Escribo en las vísperas de mi cumpleaños. Nunca me sorprende la edad a la que ingreso, porque por lo menos desde cuatro meses atrás me la vengo adjudicando. Mi relación con la edad no está determinada por el temor a la pérdida de la juventud, las arrugas o el colágeno. De verdad creo que los años son una cuestión interna, un estado mental. Que es el querer seguir haciendo cosas, creciendo en tu profesión, cambiando de profesión, experimentando en la vida y en nuevos saberes, el elixir de la juventud.
Hace poco encontré la palabra que no quiero que me embargue y no se la deseo a nadie: midorexia, el miedo extremo a envejecer. A mí me gustaría verme como Ángela Molina y no como Pamela Anderson. Escucho a algunas conocidas que siguen viéndose o aspiran a verse como bombas sexuales, o a enamorarse perdidamente tal cual lo hicieron en la primera juventud, habiendo como olvidado que ya se casaron dos veces, que tienen hijos treintañeros, que van para abuelas o son abuelas, que atravesaron el amor y que el amor las atravesó más de una vez. Hay una obsesión por reeditar las experiencias de la juventud, sin recordar que ahora somos una versión corregida y ampliada de aquella primera edición.
Yo quiero envejecer contenta, lo más saludable y lúcida posible.
Mi relación con la edad está determinada por la literatura.

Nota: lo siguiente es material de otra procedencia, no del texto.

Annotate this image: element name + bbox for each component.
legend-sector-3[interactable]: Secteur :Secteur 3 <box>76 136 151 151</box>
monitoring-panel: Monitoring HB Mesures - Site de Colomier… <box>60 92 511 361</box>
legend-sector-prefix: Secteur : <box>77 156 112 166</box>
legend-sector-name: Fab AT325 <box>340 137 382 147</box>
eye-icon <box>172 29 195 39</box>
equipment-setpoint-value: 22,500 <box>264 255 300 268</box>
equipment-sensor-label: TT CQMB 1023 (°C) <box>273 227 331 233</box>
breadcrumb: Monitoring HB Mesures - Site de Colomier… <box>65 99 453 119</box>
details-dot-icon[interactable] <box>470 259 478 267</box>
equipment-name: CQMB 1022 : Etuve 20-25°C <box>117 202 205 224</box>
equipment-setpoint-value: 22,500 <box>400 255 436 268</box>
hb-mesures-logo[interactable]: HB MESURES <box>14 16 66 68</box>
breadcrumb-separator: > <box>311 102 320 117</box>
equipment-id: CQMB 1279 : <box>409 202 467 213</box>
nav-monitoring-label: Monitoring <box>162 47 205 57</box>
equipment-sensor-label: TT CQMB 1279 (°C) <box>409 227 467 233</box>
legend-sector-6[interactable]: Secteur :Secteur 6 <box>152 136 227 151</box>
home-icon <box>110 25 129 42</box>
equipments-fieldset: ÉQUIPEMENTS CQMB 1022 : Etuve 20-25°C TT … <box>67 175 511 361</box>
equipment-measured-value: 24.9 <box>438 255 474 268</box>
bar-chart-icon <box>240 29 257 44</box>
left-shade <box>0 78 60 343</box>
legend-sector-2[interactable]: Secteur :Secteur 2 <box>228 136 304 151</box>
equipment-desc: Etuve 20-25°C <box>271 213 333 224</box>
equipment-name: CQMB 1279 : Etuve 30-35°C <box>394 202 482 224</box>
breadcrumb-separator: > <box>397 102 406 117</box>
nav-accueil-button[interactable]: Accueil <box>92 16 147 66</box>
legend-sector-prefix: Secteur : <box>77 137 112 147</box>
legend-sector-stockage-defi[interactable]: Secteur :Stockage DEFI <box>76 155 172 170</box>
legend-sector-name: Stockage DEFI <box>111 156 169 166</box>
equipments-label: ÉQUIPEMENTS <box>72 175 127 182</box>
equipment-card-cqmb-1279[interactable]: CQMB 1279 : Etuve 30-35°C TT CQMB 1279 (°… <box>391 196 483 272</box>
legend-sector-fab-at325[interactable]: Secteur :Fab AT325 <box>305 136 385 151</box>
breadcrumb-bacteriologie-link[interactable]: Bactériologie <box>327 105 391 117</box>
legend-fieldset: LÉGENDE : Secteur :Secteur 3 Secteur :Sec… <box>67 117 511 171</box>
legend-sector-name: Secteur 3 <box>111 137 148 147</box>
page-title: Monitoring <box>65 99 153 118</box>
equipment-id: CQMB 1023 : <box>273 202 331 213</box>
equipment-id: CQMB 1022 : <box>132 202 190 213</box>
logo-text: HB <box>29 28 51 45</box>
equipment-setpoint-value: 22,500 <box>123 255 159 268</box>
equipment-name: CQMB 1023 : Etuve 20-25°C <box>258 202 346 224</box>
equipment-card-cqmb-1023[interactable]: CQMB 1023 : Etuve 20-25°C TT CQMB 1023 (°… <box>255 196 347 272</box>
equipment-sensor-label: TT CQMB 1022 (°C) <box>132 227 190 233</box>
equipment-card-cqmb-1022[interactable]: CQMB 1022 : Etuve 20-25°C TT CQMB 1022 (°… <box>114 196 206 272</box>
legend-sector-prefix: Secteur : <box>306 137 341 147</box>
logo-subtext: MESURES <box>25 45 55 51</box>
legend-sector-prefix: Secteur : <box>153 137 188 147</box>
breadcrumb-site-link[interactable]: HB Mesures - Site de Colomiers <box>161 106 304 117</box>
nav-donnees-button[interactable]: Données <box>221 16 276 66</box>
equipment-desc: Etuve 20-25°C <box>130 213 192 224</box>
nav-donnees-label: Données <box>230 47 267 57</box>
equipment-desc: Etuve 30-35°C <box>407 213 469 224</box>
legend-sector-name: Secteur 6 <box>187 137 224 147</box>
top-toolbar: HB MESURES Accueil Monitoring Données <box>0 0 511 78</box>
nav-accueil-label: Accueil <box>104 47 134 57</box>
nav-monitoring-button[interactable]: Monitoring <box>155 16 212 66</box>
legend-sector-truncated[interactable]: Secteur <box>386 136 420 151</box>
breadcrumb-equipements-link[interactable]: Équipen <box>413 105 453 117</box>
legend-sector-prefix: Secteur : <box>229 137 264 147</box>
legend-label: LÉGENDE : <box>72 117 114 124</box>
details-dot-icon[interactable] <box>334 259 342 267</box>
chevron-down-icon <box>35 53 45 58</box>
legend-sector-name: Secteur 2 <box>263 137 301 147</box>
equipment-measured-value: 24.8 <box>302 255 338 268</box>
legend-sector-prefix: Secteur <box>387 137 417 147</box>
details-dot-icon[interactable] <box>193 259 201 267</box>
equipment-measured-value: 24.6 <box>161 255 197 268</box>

Me decidí a que la literatura iba a ser mi vida, luego de cuatro años cursados en la carrera de Psicología en la Universidad de Rosario. Tuve una crisis vocacional y dejé la carrera. Mis padres me quisieron matar -hoy pienso que con razón-. Empecé a escribir cuentos, sola, porque me daba vergüenza ir a un taller literario. Andando los años me animé y cursé varios años en el taller de Hebe Uhart y estudié con Mauricio Kartún. Comencé con el periodismo cultural, en varios medios gráficos. Y consideré que enviar materiales a concursos literarios podía ser una buena idea para visibilizar mi trabajo y además ganar un premio que pudiera sustentarme por un tiempo. En aquella época, a fines de los ’90, era muy difícil editar siendo joven. Esa opción estaba reservada a los genios estilo Arthur Rimbaud. Antes de los 25 años casi nadie te tomaba en serio y mucho menos las editoriales; y yo tenía 25 años. No les interesaban nuevas voces, las fórmulas comerciales de la literatura juvenil no existían o se consideraban despreciables. Es más: ¡recién se estaba inventando en la Argentina la literatura juvenil!
En mi época -según Mauro Libertella cuando uno dice “en mi época” se refiere a sus 20 y sus 30 años- a alguien que escribía se lo empezaba a llamar escritor después de los 40 años. Antes de los 40, eras un chiste. De allí que siempre me pareció que cada año que cumplía me hacía más experta, más sabia, mejor parada a la hora de escribir. Y lo sigo creyendo, igual que ustedes saben en sus corazones que la sabiduría habida en sus oficios, tiene el valor de mil liposucciones.